Incorporé, il s’oppose, dans une cantine, à un groupe de soldats, dont des officiers, qui imputent à l’Eglise d’être un « lobby capitaliste » et au pape d’être « le pire fauteur de guerres de tous les temps », avant de proclamer que « l’objectif ultime de la guerre qui commence est l’extermination des Eglises et la liquidation de tous les “curés” ». Après quelques vifs échanges sur le concordat signé par Hitler, à l’un des officiers qui lui demande s’il est « noir » (couleur des prêtres) ou « brun », Goldmann répond qu’il est brun depuis 1936, qu’il les a rejoints « au monastère des franciscains à Fulda, [qui] portent l’habit brun depuis six cents ans, depuis beaucoup plus longtemps, vous le reconnaîtrez, que les bruns d’aujourd’hui ».

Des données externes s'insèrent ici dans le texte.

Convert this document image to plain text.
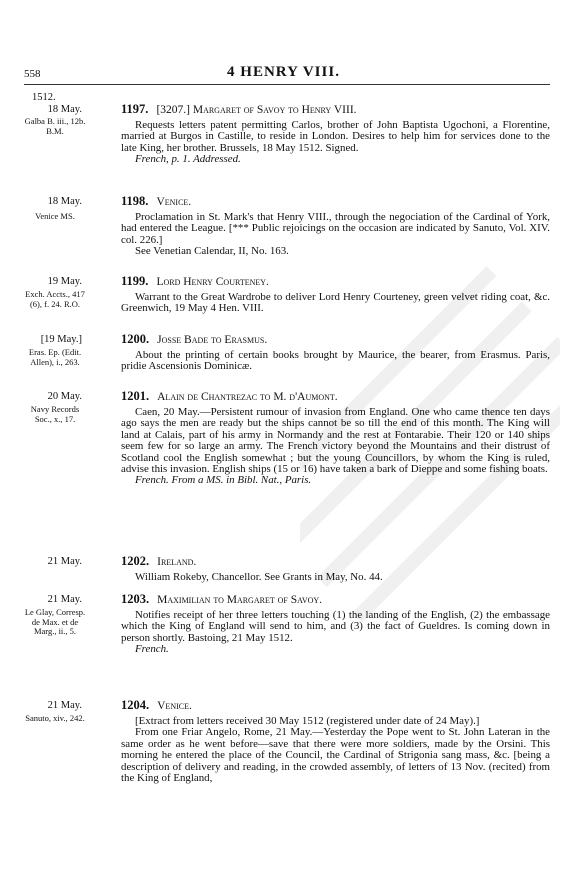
558	4 HENRY VIII.
1512.
18 May.
Galba B. iii., 12b. B.M.
1197. [3207.] Margaret of Savoy to Henry VIII.

Requests letters patent permitting Carlos, brother of John Baptista Ugochoni, a Florentine, married at Burgos in Castille, to reside in London. Desires to help him for services done to the late King, her brother. Brussels, 18 May 1512. Signed.

French, p. 1. Addressed.

18 May.
Venice MS.
1198. Venice.

Proclamation in St. Mark's that Henry VIII., through the negociation of the Cardinal of York, had entered the League. [*** Public rejoicings on the occasion are indicated by Sanuto, Vol. XIV. col. 226.]

See Venetian Calendar, II, No. 163.

19 May.
Exch. Accts., 417 (6), f. 24. R.O.
1199. Lord Henry Courteney.

Warrant to the Great Wardrobe to deliver Lord Henry Courteney, green velvet riding coat, &c. Greenwich, 19 May 4 Hen. VIII.

[19 May.]
Eras. Ep. (Edit. Allen), i., 263.
1200. Josse Bade to Erasmus.

About the printing of certain books brought by Maurice, the bearer, from Erasmus. Paris, pridie Ascensionis Dominicæ.

20 May.
Navy Records Soc., x., 17.
1201. Alain de Chantrezac to M. d'Aumont.

Caen, 20 May.—Persistent rumour of invasion from England. One who came thence ten days ago says the men are ready but the ships cannot be so till the end of this month. The King will land at Calais, part of his army in Normandy and the rest at Fontarabie. Their 120 or 140 ships seem few for so large an army. The French victory beyond the Mountains and their distrust of Scotland cool the English somewhat ; but the young Councillors, by whom the King is ruled, advise this invasion. English ships (15 or 16) have taken a bark of Dieppe and some fishing boats.

French. From a MS. in Bibl. Nat., Paris.

21 May.	1202. Ireland.

William Rokeby, Chancellor. See Grants in May, No. 44.

21 May.
Le Glay, Corresp. de Max. et de Marg., ii., 5.
1203. Maximilian to Margaret of Savoy.

Notifies receipt of her three letters touching (1) the landing of the English, (2) the embassage which the King of England will send to him, and (3) the fact of Gueldres. Is coming down in person shortly. Bastoing, 21 May 1512.

French.

21 May.
Sanuto, xiv., 242.
1204. Venice.

[Extract from letters received 30 May 1512 (registered under date of 24 May).]

From one Friar Angelo, Rome, 21 May.—Yesterday the Pope went to St. John Lateran in the same order as he went before—save that there were more soldiers, made by the Orsini. This morning he entered the place of the Council, the Cardinal of Strigonia sang mass, &c. [being a description of delivery and reading, in the crowded assembly, of letters of 13 Nov. (recited) from the King of England,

Incorporé dans la SS, il refuse, avec dix autres « théologiens », de prêter serment « sur l’honneur du sang allemand », avançant qu’ils ne peuvent prêter un serment qui ne mentionne pas Dieu. Il est pourtant maintenu dans la « Schutzstaffel », désireuse de s’attacher les services d’hommes de caractère. C’est d’ailleurs ce que lui dit clairement et directement Himmler, lui garantissant une totale liberté religieuse… avant qu’un officier SS, venu délivrer un discours sur les objectifs de la guerre, ne limite cette liberté à la durée des hostilités. Goldmann l’interroge sur son sort « après la victoire finale » :

« La réponse tomba, glaciale : “Je vous pendrai alors de mes propres mains à l’arbre le plus proche ! ‘’
Plus tard, la SS, qui espérait voir ces hommes pieux changer à son contact, veut leur imposer, à l’issue d’une formation pour devenir officiers, de quitter l’Eglise catholique et de renoncer à retourner dans leur séminaire ou monastère à l’issue du conflit. Refuser de devenir officier relevait du refus de servir la patrie et de la trahison. Pourtant, les uns comme les autres déclinent, tentant d’user des valeurs mises en avant par les nazis, plaidant qu’ils seraient de bien piètres officiers s’ils reniaient ainsi leurs plus fermes convictions. Himmler, ayant été averti, leur fait demander de préciser clairement leur position. C’est alors que Géréon Goldmann rassemble tous ses souvenirs d’éducation jésuite, de ses premières années de séminaire, pour rédiger une lettre justifiant son refus d’obtempérer. Son introduction relevait pratiquement d’un appel au martyre :

‘Je déclare ici considérer comme irrecevable, en ce qui me concerne, l’idéologie du national-socialisme et de la SS.’
Géréon Goldmann fut le seul, parmi les onze ‘théologiens’, à signer une telle lettre. Il fut déclaré inapte au service dans la SS et versé dans la Wehrmacht. Ses dix autres camarades furent délibérément versés en première ligne sur le front russe et n’en revinrent pas.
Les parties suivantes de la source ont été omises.